Voting model. Was community voting still the right model, or would moving evaluation into a tighter judging panel (just the AI Hack & Tell team) be a better fit for an expanded audience? This question fed directly into platform choice — because not every candidate tool supported community voting, the voting decision had to be made first, then the platform decision could be scoped against it.

Platform reconsideration. Decision 1 in Phase 1 was a deliberate "GitHub because the audience is GitHub-native." If Phase 2 expanded the audience beyond DevRel, that premise no longer held, and the wider org included people who didn't live on GitHub the way advocates did. The research scoped two alternatives: an internal tool that the larger org used to post AI wins (which carried the side benefit of higher leadership visibility), and Azure DevOps as the org-default developer surface. Sequencing mattered: audience → voting model → platform.

Prize structure. With the budget reallocation from Phase 1 already in place (one quarterly winner, larger prize), Phase 2 was going to re-examine whether that was still the right shape, or whether other recognition surfaces — especially ones with broader-org leadership visibility — would carry more weight than dollar value once the audience extended beyond DevRel's performance framework.

Submission-as-asset. The other open thread was how to convert the submissions themselves into broader, reusable internal projects and workflows — turning the program from a recognition surface into a feeder for shared internal AI tooling.
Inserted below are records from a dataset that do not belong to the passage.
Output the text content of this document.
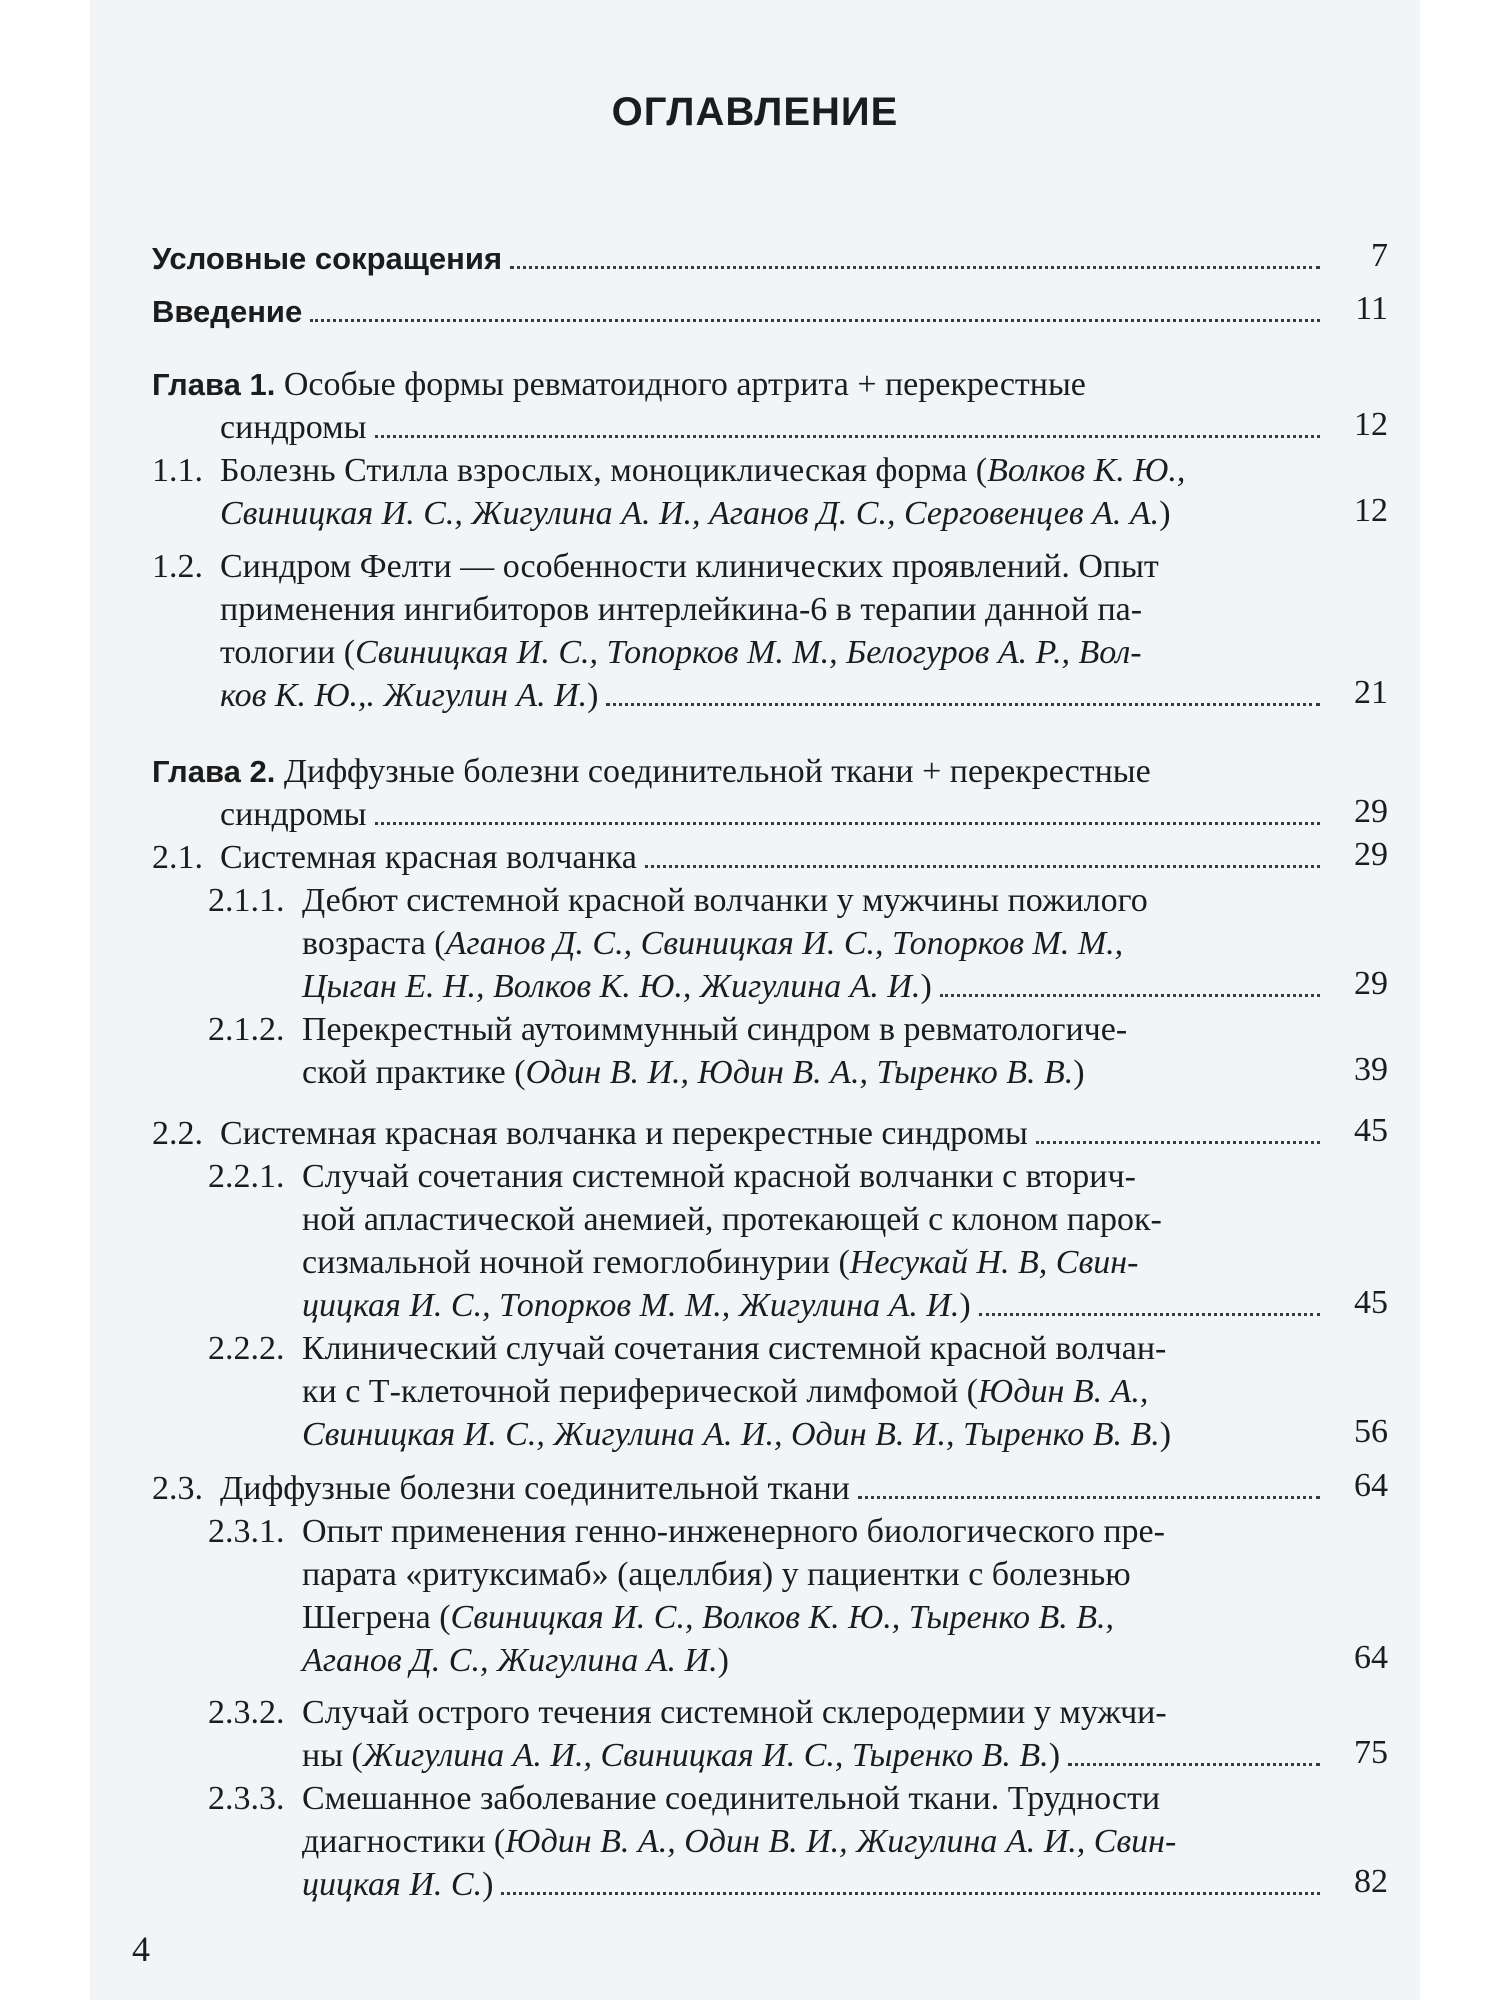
ОГЛАВЛЕНИЕ
Условные сокращения	7
Введение	11
Глава 1.
Особые формы ревматоидного артрита + перекрестные
синдромы	12
1.1. Болезнь Стилла взрослых, моноциклическая форма ( Волков К. Ю.,
Свиницкая И. С., Жигулина А. И., Аганов Д. С., Серговенцев А. А. )	12
1.2. Синдром Фелти — особенности клинических проявлений. Опыт
применения ингибиторов интерлейкина-6 в терапии данной па-
тологии ( Свиницкая И. С., Топорков М. М., Белогуров А. Р., Вол-
ков К. Ю.,. Жигулин А. И. )	21
Глава 2.
Диффузные болезни соединительной ткани + перекрестные
синдромы	29
2.1. Системная красная волчанка	29
2.1.1. Дебют системной красной волчанки у мужчины пожилого
возраста ( Аганов Д. С., Свиницкая И. С., Топорков М. М.,
Цыган Е. Н., Волков К. Ю., Жигулина А. И. )	29
2.1.2. Перекрестный аутоиммунный синдром в ревматологиче-
ской практике ( Один В. И., Юдин В. А., Тыренко В. В. )	39
2.2. Системная красная волчанка и перекрестные синдромы	45
2.2.1. Случай сочетания системной красной волчанки с вторич-
ной апластической анемией, протекающей с клоном парок-
сизмальной ночной гемоглобинурии ( Несукай Н. В, Свин-
цицкая И. С., Топорков М. М., Жигулина А. И. )	45
2.2.2. Клинический случай сочетания системной красной волчан-
ки с Т-клеточной периферической лимфомой ( Юдин В. А.,
Свиницкая И. С., Жигулина А. И., Один В. И., Тыренко В. В. )	56
2.3. Диффузные болезни соединительной ткани	64
2.3.1. Опыт применения генно-инженерного биологического пре-
парата «ритуксимаб» (ацеллбия) у пациентки с болезнью
Шегрена ( Свиницкая И. С., Волков К. Ю., Тыренко В. В.,
Аганов Д. С., Жигулина А. И. )	64
2.3.2. Случай острого течения системной склеродермии у мужчи-
ны ( Жигулина А. И., Свиницкая И. С., Тыренко В. В. )	75
2.3.3. Смешанное заболевание соединительной ткани. Трудности
диагностики ( Юдин В. А., Один В. И., Жигулина А. И., Свин-
цицкая И. С. )	82
4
Phase 1 had produced 62 submissions worth investigating. The research was scoped to find which ones had reach beyond their team of origin and what the institutionalization path looked like.

The research was scoped but not started before I left.
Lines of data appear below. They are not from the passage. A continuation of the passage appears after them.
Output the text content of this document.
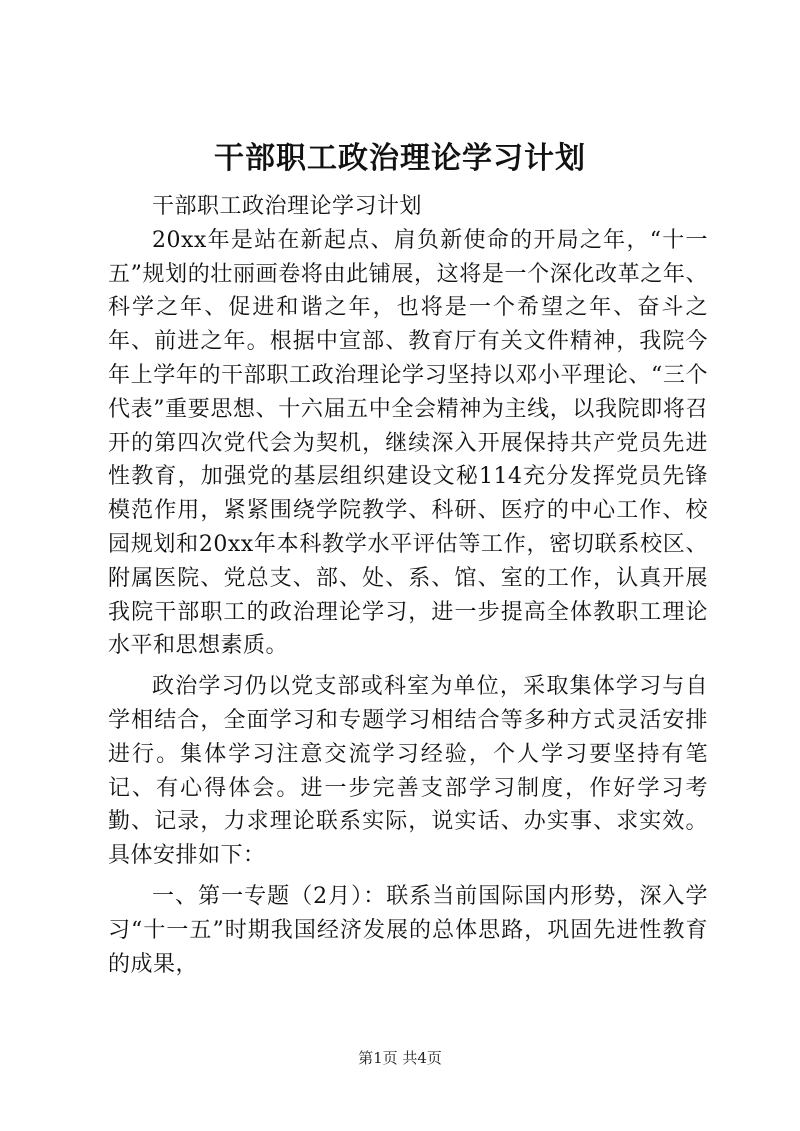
干部职工政治理论学习计划

干部职工政治理论学习计划

20xx年是站在新起点、肩负新使命的开局之年，“十一五”规划的壮丽画卷将由此铺展，这将是一个深化改革之年、科学之年、促进和谐之年，也将是一个希望之年、奋斗之年、前进之年。根据中宣部、教育厅有关文件精神，我院今年上学年的干部职工政治理论学习坚持以邓小平理论、“三个代表”重要思想、十六届五中全会精神为主线，以我院即将召开的第四次党代会为契机，继续深入开展保持共产党员先进性教育，加强党的基层组织建设文秘114充分发挥党员先锋模范作用，紧紧围绕学院教学、科研、医疗的中心工作、校园规划和20xx年本科教学水平评估等工作，密切联系校区、附属医院、党总支、部、处、系、馆、室的工作，认真开展我院干部职工的政治理论学习，进一步提高全体教职工理论水平和思想素质。

政治学习仍以党支部或科室为单位，采取集体学习与自学相结合，全面学习和专题学习相结合等多种方式灵活安排进行。集体学习注意交流学习经验，个人学习要坚持有笔记、有心得体会。进一步完善支部学习制度，作好学习考勤、记录，力求理论联系实际，说实话、办实事、求实效。具体安排如下：

一、第一专题（2月）：联系当前国际国内形势，深入学习“十一五”时期我国经济发展的总体思路，巩固先进性教育的成果，

第1页 共4页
Reflection / What I'd do differently

The biggest lesson was that the program design matters less than the recurring evangelism around it. The submission workflow and prize tiers were the artifact people pointed to, but the actual engine was the monthly town-hall reminders, the standing-meeting callouts, and the steady drip of "here's what your peers shipped this month." Without that, the program would have been a beautifully-designed empty box.

If I were doing it again, I'd start with the quarterly cadence from day one rather than learning it through a failed monthly voting model. The data would have led me there sooner if I'd pressure-tested the audience's attention budget before launch instead of after.

I'd also build in a path from internal submission → external content earlier. The submissions were rich raw material for blog posts, conference talks, and customer demos, but the handoff from "we showed it internally" to "we shipped it externally" was a manual lift. A built-in publishing track would have multiplied the program's value.

The most useful thing I learned about motivation: the participants weren't motivated by money — they were motivated by recognition from leadership. A larger budget might have moved the needle if the program had grown into something org-wide, but inside Cloud Advocacy the strongest pull was knowing that leadership was watching, would call out the win in a town hall, and would point to it as the example of what good looked like. That changed how I'd design the incentive structure for any future internal program — start with the recognition surface and the leadership endorsement, not the prize budget.